Dodgers 4, White Sox 3: Miller Time ended early

Unfortunately for the Dodgers, Bobby Miller didn't have it tonight.

Fortunately for the Dodgers, any other pitcher would do.

The White Sox jumped on Miller for three runs over the course of their first four batters, and then Miller allowed three of the five batters he faced in the second to reach, although a double play eased the tension. Dave Roberts didn't let him start the third, instead turning the game over to the bullpen, which covered the last seven innings in scoreless fashion.

Chris Flexen couldn't make those three runs of support hold up, although he pitched better than his line indicated. He gave up a cheap homer to Shohei Ohtani to open the game -- a 93.8 mph "blast" that would've left only nine of 30 parks and breezed the glove of a leaping Tommy Pham on its way over the wall -- and Freddie Freeman's game-tying opposite-field two-run shot in the third didn't reach triple digits (98.2 mph), either.

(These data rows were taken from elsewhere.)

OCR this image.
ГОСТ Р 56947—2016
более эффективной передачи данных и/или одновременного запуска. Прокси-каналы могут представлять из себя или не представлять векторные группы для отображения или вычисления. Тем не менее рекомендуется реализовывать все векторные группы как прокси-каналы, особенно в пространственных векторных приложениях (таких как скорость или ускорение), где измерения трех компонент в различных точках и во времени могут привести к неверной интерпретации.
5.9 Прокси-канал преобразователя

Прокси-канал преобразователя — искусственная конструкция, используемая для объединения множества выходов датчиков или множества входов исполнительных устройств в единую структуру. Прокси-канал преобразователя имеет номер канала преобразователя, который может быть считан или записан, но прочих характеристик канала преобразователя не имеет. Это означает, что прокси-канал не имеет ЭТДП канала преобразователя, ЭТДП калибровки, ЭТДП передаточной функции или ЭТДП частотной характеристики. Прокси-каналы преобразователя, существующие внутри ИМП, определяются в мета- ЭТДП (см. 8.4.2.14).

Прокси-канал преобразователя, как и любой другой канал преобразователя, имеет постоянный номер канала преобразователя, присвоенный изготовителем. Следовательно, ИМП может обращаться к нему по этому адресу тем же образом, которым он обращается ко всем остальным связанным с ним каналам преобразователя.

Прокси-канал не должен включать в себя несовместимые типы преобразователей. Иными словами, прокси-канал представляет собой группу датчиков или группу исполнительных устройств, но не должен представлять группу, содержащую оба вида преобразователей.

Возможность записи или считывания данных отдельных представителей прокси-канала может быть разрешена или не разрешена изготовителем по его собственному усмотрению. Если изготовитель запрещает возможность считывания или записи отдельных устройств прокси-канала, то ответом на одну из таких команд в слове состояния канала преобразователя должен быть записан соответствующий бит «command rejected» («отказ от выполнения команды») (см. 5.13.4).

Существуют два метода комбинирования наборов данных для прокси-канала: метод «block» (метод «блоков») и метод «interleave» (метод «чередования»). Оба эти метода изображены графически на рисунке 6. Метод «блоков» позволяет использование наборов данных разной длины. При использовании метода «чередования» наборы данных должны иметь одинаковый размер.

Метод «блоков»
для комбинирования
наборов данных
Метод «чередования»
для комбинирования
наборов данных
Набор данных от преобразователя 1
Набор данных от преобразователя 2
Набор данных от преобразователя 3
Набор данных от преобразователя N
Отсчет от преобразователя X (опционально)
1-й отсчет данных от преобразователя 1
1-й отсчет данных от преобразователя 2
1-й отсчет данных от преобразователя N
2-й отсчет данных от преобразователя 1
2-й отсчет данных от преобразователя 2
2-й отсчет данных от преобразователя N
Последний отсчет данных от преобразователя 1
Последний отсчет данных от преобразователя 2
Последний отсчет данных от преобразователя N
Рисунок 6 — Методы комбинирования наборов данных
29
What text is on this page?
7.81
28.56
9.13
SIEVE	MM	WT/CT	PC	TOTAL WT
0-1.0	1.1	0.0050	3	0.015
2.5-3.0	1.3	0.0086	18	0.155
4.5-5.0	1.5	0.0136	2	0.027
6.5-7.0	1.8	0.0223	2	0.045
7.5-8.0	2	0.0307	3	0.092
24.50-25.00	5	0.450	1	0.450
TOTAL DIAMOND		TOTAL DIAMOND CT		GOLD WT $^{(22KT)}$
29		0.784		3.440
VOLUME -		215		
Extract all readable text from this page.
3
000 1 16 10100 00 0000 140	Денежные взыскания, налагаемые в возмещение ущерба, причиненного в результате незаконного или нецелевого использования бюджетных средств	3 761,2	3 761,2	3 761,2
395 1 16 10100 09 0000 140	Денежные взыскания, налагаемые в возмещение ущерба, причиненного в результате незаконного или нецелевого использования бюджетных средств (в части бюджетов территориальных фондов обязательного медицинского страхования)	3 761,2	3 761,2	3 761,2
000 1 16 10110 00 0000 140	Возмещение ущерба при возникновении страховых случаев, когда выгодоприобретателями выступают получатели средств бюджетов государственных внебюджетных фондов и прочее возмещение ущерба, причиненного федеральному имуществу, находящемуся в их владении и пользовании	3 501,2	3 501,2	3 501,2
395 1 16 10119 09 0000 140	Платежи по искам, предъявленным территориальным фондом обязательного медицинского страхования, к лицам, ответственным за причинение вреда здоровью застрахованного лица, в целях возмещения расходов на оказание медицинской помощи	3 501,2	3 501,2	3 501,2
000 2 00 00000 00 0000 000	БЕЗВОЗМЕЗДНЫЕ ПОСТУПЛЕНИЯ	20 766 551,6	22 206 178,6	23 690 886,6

His defense helped the decisive run cross the plate an inning later. Flexen created the potential trouble by walking Gavin Lux, but then Miguel Vargas' ordinary grounder to the left side deflected off the glove of a diving Lenyn Sosa, who probably could've let it go to Paul DeJong for a much easier play. That put runners on the corners, and while Cavan Biggio's fly ball wasn't deep enough for the Dodgers to test Andrew Benintendi's arm, letting the inning get to Ohtani paid off. He swatted a grounder through the right side to put the Dodgers ahead 4-3, and that's where the score stayed the remainder of the game.

The White Sox had chances. They both outhit the Dodgers (8-7) and outwalked the Dodgers (6-3, or 6-4 counting an HBP). They just never put the leadoff man on base once Miller left the game, and while they had three doubles against the Los Angeles bullpen, they couldn't come up with a second hit to capitalize. The Sox went 0-for-9 with runners in scoring position.

They did have a couple of run-scoring hits in the first, but both scored runners from first base. Tommy Pham started the game with a walk, and Benintendi immediately compounded the mistake by socking a first-pitch fastball well into the fancy seats in right field to give the White Sox a 2-1 lead. Luis Robert Jr. then restarted a rally by reached on an infield single, and he scored on Eloy Jiménez's ensuing double to left. Such productive sequencing eluded them the rest of the game.

Bullet points:

*The White Sox bullpen pitched 3⅓ scoreless innings the rest of the way, and stranded the runner Flexen left for Tanner Banks, who faced Ohtani after Flexen failed to retire Ohtani in their first three matchups.

*Pham and Benintendi each reached base three times at the top of the order, combining for five of the White Sox's six walks.

*The mathematical first half of the season is in the books, thank goodness.